This is a wonderful way to use up any pork leftovers.
pinch saffron threads
1/2 cup sherry
2 tbs. regular olive oil
3 scallions, sliced
3 cloves garlic, peeled and thinly sliced
1 1/2 cups paella or risotto rice
2 cups chicken stock
8 oz. raw shrimp (defrosted if frozen)
1 cup squid tubes, sliced (defrost if frozen)
1 1/2 cups diced, cooked pork
1 1/2 cups frozen peas
small bunch fresh cilantro, chopped, to serve
1 lemon, cut into wedges, to serve
Drop the saffron threads into a small saucepan and add the sherry. Place over a low heat and warm, not letting it come to a boil. Leave to cool.
Heat the oil in a large, wide pan and cook the scallions for a few minutes. Stir in the garlic and the rice. Pour in the chicken stock and the saffron-infused sherry. Stir gently to mix, then leave to simmer, uncovered for about 20 minutes.
Stir in the shrimp, squid, pork and peas. Season well and continue to simmer until the shrimp and squid are cooked and the rice is tender.
Serve sprinkled with cilantro with lemon wedges on the side.
If you don’t have pink peppercorns or can’t find them, simply use white one.
1 tbs. pink peppercorns, plus more to crush to decorate
1 tbs. sea salt
1/2 tsp. cardamom seeds, or seeds from 8 pods
1 tsp. smoked paprika
2 egg whites
1 1/2 lb. raw, peeled and cleaned shrimp
2 tbs. vegetable oil
Crush the peppercorns, salt, cardamom seeds and paprika in a mortar and pestle until you have a nubbly mixture. Or you can grind them in a spice grinder.
Hand-whisk the egg whites until they are foamy, but not stiff. Dip the shrimp in the egg whites, then toss them with the peppercorn mixture.
Heat the oil a large pan and stir-fry the shrimp for 5-7 minutes or until just cooked through. Remove to a dish and sprinkle with more crushed peppercorns to serve.

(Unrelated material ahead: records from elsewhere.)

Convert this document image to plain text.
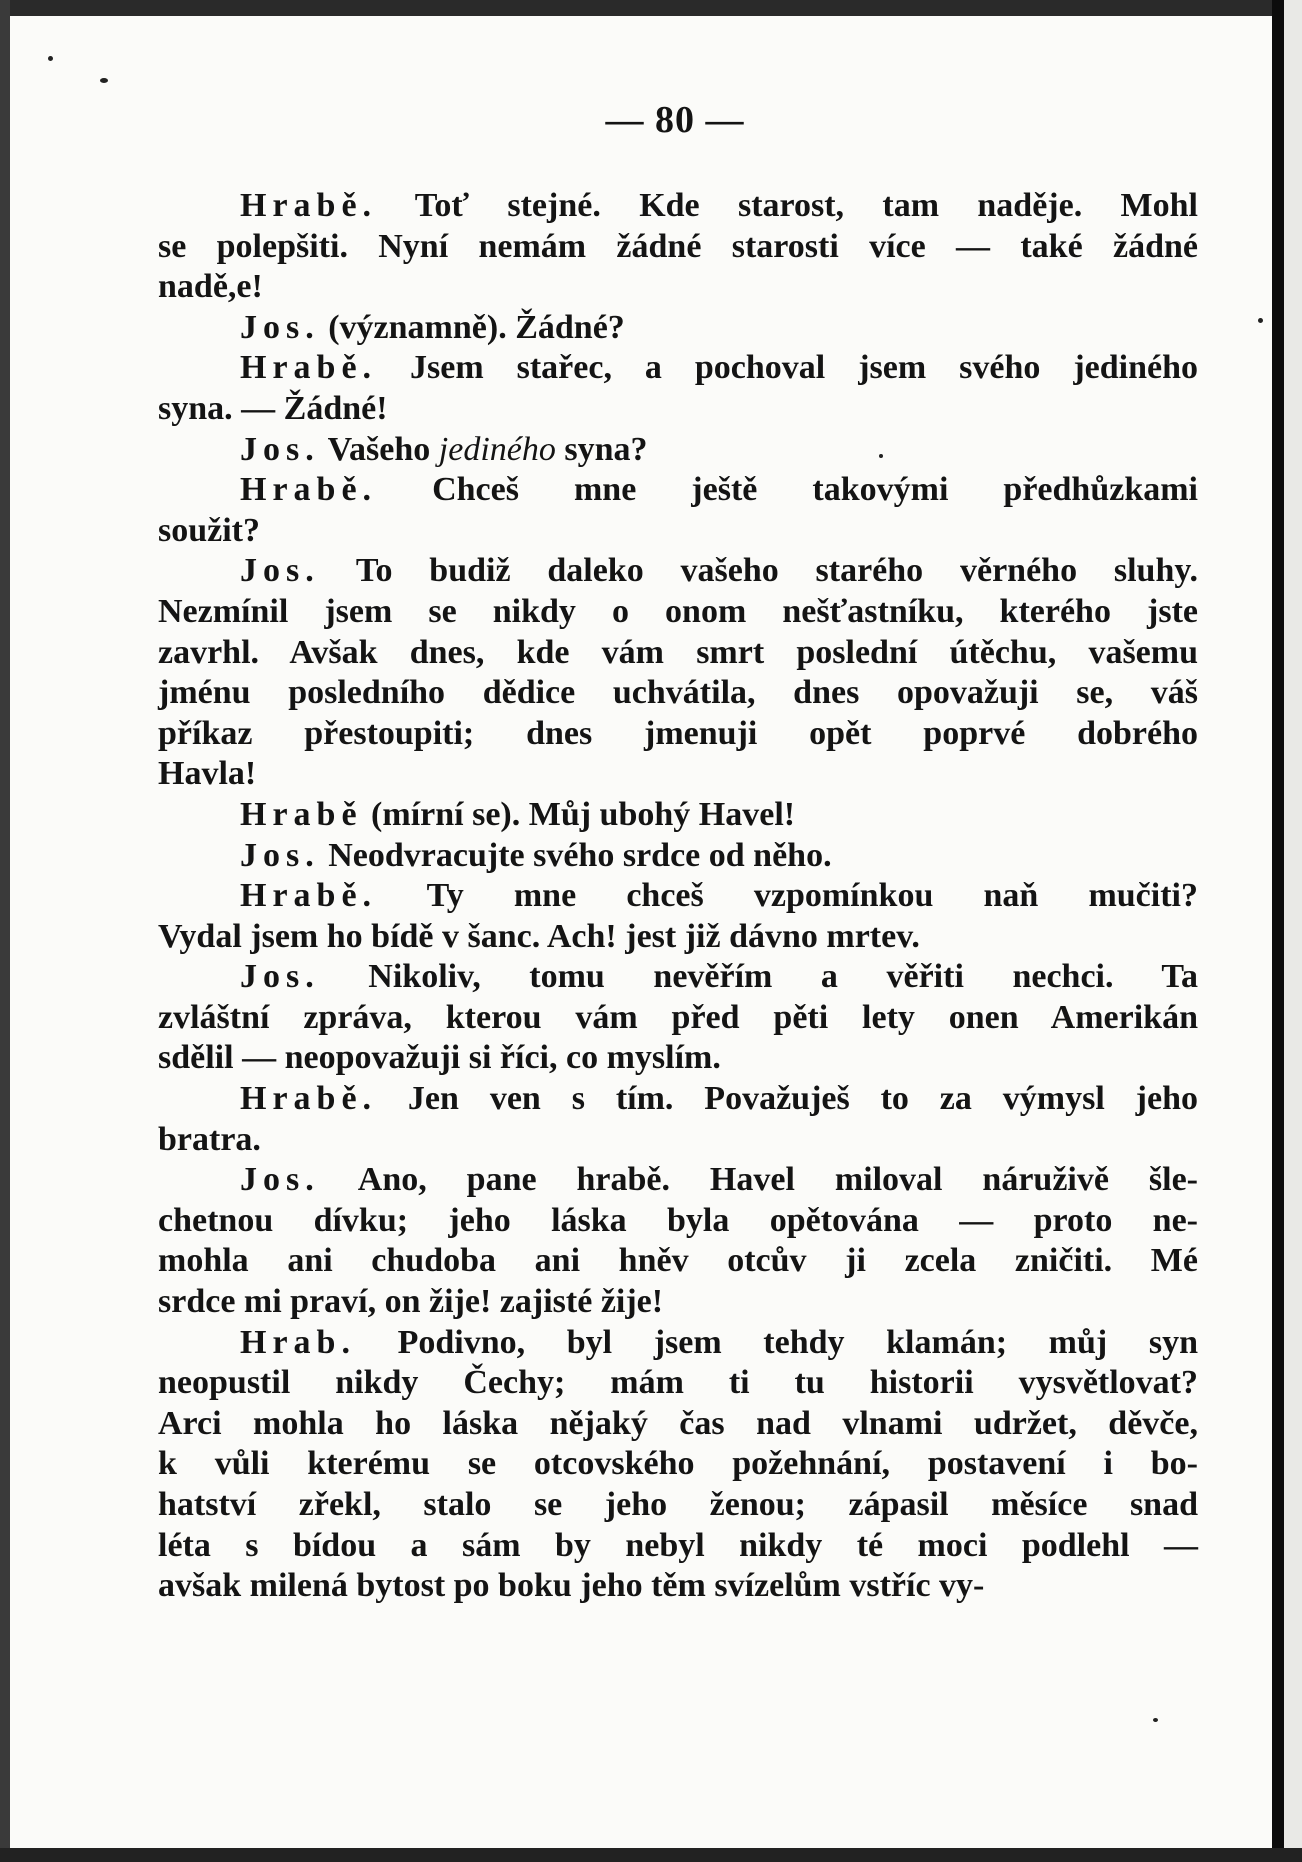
— 80 —
Hrabě. Toť stejné. Kde starost, tam naděje. Mohl
se polepšiti. Nyní nemám žádné starosti více — také žádné
nadě,e!
Jos. (významně). Žádné?
Hrabě. Jsem stařec, a pochoval jsem svého jediného
syna. — Žádné!
Jos. Vašeho jediného syna?
Hrabě. Chceš mne ještě takovými předhůzkami
soužit?
Jos. To budiž daleko vašeho starého věrného sluhy.
Nezmínil jsem se nikdy o onom nešťastníku, kterého jste
zavrhl. Avšak dnes, kde vám smrt poslední útěchu, vašemu
jménu posledního dědice uchvátila, dnes opovažuji se, váš
příkaz přestoupiti; dnes jmenuji opět poprvé dobrého
Havla!
Hrabě (mírní se). Můj ubohý Havel!
Jos. Neodvracujte svého srdce od něho.
Hrabě. Ty mne chceš vzpomínkou naň mučiti?
Vydal jsem ho bídě v šanc. Ach! jest již dávno mrtev.
Jos. Nikoliv, tomu nevěřím a věřiti nechci. Ta
zvláštní zpráva, kterou vám před pěti lety onen Amerikán
sdělil — neopovažuji si říci, co myslím.
Hrabě. Jen ven s tím. Považuješ to za výmysl jeho
bratra.
Jos. Ano, pane hrabě. Havel miloval náruživě šle-
chetnou dívku; jeho láska byla opětována — proto ne-
mohla ani chudoba ani hněv otcův ji zcela zničiti. Mé
srdce mi praví, on žije! zajisté žije!
Hrab. Podivno, byl jsem tehdy klamán; můj syn
neopustil nikdy Čechy; mám ti tu historii vysvětlovat?
Arci mohla ho láska nějaký čas nad vlnami udržet, děvče,
k vůli kterému se otcovského požehnání, postavení i bo-
hatství zřekl, stalo se jeho ženou; zápasil měsíce snad
léta s bídou a sám by nebyl nikdy té moci podlehl —
avšak milená bytost po boku jeho těm svízelům vstříc vy-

Sheer simplicity in flavor and preparation! Serve over pasta or rice.
2 tbs. olive oil
1/2 – 1 fresh red chili (according to size and taste), minced
2 garlic cloves, minced
1/2 lb. medium raw shrimp
1/2 cup white wine
1 tbs. chopped fresh parsley
Pour the olive oil in a heavy-bottomed skillet, then add the chili and garlic. Cook over a moderate heat for 2 minutes, stirring all the time. Turn the heat to high and add the shrimp and stir-fry for another 2 minutes until they just begin to turn pink. Tip in the wine and let it bubble for another minute or so, then season with salt, if necessary and stir through the parsley.
This subtle and simple pasta is a pleasure both to make and to eat.
1 tbs. tomato paste
1/4 cup milk
1/4 cup mascarpone
1 tbs. garlic-flavored olive oil
1/4 tsp. red pepper flakes
6 oz. raw, peeled shrimp
5 tbs. red vermouth
8 oz. taglierini
Boil a large pot of water, then add a good bit of salt.
Stir together the tomato paste, milk and mascarpone and set aside.
In a wok or large pan, warm the olive oil and add the red pepper flakes, giving a stir in the heat before adding the shrimp. Stir-fry for a minute or two by which time they should be almost cooked through.
Pour in the vermouth and let it bubble excitedly. When it has reduced a little, add the sauce and stir until everything is hot.
Meanwhile, cook the pasta per package instructions, drain and toss with the shrimp and sauce. Divide between two bowls and serve immediately.